2. Is it possible to use the number of predicted NLRs for each plant group as a baseline for the data in Fig. 1? Are certain NLR clades better studied in certain plants or do they represent the overall distribution of NLRs in a particular plant family? For instance, do cereals show an abundance of CC-NLRs or are they the more frequently investigated clade in this plant group?

That’s an excellent suggestion and it’s worthy of a figure in the revision. We do wish first to benchmark current methods for NLR predictions. One outcome should be a more robust NLRome per species and at that stage it would be worth it to perform the analysis you propose.

3. How do you think benchmarking with this dataset would alter the predicted NLRome, expansion, diversification or fine tuning?Are there any new clues from the diverse architectures for engineering novel NLRs?

We don’t know yet. But anecdotal evidence indicates that NLR prediction software have limitations and biases. We need to understand this better using RefPlantNLR.

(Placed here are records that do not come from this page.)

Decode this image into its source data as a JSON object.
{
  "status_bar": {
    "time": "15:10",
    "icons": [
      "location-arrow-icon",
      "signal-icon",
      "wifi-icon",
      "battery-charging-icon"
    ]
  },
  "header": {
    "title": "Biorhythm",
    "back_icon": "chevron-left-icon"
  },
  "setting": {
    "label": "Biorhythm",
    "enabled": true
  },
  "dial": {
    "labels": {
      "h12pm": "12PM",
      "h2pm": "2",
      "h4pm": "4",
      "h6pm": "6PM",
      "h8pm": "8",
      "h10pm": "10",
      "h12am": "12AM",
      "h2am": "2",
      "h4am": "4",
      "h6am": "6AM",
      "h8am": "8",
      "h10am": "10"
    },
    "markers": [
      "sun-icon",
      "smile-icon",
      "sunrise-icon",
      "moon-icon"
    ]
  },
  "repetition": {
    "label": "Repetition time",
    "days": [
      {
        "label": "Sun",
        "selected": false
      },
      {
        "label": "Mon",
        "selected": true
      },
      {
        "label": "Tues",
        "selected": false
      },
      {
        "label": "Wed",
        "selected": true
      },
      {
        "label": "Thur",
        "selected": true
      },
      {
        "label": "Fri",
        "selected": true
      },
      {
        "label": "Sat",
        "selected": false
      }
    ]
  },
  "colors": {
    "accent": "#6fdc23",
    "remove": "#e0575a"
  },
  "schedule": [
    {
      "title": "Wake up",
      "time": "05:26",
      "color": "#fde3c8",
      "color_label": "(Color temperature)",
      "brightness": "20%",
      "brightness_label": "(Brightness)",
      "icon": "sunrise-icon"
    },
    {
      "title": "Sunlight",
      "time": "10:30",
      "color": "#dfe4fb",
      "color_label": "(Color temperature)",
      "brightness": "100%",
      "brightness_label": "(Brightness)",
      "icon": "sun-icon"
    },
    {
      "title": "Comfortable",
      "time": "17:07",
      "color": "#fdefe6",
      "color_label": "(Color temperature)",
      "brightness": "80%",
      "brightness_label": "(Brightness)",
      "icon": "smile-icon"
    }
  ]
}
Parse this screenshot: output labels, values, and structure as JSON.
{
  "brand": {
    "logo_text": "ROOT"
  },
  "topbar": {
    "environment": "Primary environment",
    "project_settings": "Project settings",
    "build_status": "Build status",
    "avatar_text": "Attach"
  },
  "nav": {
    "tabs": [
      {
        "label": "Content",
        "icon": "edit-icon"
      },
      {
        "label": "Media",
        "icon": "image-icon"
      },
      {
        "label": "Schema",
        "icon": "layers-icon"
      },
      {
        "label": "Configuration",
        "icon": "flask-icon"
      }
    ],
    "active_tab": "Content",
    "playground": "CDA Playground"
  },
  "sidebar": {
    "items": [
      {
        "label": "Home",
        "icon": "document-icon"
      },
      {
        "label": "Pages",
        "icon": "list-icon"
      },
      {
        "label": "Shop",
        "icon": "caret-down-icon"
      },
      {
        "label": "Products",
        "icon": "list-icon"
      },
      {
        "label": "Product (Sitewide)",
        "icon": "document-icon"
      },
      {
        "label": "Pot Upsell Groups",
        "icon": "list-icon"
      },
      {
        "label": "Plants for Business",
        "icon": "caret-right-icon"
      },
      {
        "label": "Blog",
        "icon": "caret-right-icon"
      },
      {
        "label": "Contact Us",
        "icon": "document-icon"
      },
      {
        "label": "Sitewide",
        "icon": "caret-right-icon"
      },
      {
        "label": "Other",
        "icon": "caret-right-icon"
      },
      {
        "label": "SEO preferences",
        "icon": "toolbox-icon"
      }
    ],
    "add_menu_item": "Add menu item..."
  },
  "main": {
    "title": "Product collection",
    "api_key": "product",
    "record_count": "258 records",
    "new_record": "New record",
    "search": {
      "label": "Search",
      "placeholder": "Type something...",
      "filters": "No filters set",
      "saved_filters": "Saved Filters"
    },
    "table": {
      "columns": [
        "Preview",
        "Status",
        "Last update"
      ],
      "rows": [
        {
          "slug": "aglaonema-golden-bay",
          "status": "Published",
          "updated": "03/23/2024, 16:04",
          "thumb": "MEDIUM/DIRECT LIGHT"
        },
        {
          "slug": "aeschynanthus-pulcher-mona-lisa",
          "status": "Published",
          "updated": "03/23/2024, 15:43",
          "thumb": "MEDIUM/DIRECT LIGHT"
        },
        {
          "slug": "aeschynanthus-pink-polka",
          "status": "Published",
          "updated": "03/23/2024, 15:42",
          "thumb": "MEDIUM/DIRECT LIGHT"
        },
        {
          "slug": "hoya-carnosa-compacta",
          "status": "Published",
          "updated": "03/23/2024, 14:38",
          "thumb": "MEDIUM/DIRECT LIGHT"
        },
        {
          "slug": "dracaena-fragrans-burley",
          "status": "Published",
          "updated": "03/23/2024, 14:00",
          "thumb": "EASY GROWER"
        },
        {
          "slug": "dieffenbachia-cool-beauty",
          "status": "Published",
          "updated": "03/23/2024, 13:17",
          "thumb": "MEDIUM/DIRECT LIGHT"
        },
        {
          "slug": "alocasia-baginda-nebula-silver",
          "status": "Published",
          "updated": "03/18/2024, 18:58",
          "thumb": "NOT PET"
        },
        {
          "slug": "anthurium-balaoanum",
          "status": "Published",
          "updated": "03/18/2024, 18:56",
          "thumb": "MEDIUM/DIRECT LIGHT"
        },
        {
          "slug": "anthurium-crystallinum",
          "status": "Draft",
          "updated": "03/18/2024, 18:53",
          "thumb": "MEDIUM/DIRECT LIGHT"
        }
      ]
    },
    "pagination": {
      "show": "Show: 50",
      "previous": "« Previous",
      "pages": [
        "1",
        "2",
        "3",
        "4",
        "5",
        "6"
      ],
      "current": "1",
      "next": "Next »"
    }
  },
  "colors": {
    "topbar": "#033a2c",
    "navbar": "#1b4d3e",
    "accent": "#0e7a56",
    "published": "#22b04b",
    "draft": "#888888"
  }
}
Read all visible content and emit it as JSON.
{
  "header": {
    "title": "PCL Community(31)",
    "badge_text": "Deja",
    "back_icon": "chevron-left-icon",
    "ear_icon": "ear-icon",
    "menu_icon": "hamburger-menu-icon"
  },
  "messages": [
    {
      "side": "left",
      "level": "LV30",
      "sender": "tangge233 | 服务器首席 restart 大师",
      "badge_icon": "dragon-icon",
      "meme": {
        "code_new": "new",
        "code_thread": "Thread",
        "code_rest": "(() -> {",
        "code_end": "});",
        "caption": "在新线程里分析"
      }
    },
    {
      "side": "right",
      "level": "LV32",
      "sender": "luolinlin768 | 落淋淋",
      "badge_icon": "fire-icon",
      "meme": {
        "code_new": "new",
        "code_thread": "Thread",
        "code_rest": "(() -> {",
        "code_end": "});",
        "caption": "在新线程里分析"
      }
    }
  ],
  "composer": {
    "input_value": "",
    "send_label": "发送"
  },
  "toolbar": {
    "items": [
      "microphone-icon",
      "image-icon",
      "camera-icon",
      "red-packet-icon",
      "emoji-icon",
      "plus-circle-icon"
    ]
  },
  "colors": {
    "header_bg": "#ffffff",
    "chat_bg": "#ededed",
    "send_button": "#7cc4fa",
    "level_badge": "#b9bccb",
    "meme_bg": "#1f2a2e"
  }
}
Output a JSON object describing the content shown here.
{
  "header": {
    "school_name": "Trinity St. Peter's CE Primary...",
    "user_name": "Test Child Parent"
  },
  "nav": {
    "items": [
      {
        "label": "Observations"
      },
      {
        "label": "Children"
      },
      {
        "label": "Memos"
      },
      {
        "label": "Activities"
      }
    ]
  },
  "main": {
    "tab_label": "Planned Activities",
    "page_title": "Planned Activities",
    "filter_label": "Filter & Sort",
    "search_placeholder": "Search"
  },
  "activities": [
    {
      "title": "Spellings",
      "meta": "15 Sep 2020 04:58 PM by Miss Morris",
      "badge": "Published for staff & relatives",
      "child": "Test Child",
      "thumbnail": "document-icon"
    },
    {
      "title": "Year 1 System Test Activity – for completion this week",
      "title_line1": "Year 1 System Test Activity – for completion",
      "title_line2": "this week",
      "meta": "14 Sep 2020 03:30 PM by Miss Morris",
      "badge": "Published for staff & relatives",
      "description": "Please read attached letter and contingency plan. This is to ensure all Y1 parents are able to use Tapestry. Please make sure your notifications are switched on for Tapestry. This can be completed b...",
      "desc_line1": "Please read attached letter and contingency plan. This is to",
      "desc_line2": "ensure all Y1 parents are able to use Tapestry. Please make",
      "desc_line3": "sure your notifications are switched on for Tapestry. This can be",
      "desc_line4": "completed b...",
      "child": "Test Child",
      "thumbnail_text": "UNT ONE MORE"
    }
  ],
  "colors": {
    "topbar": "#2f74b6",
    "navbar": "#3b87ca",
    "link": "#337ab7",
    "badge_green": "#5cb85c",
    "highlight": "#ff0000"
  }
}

4. Is there information about the regulation and oligomerisation states of many NLRs?

This remains too limited at the time. We know this for only a few NLRs. But it would be great to add this information in the future.

5. The list shows viral, bacterial, fungal and oomycete pathogens. Do the pathogens also show an over representation of well-studied organisms?

Most certainly. And this is another excellent suggestion for the next version. I’d say this is worth of a Figure similar to Figure 1.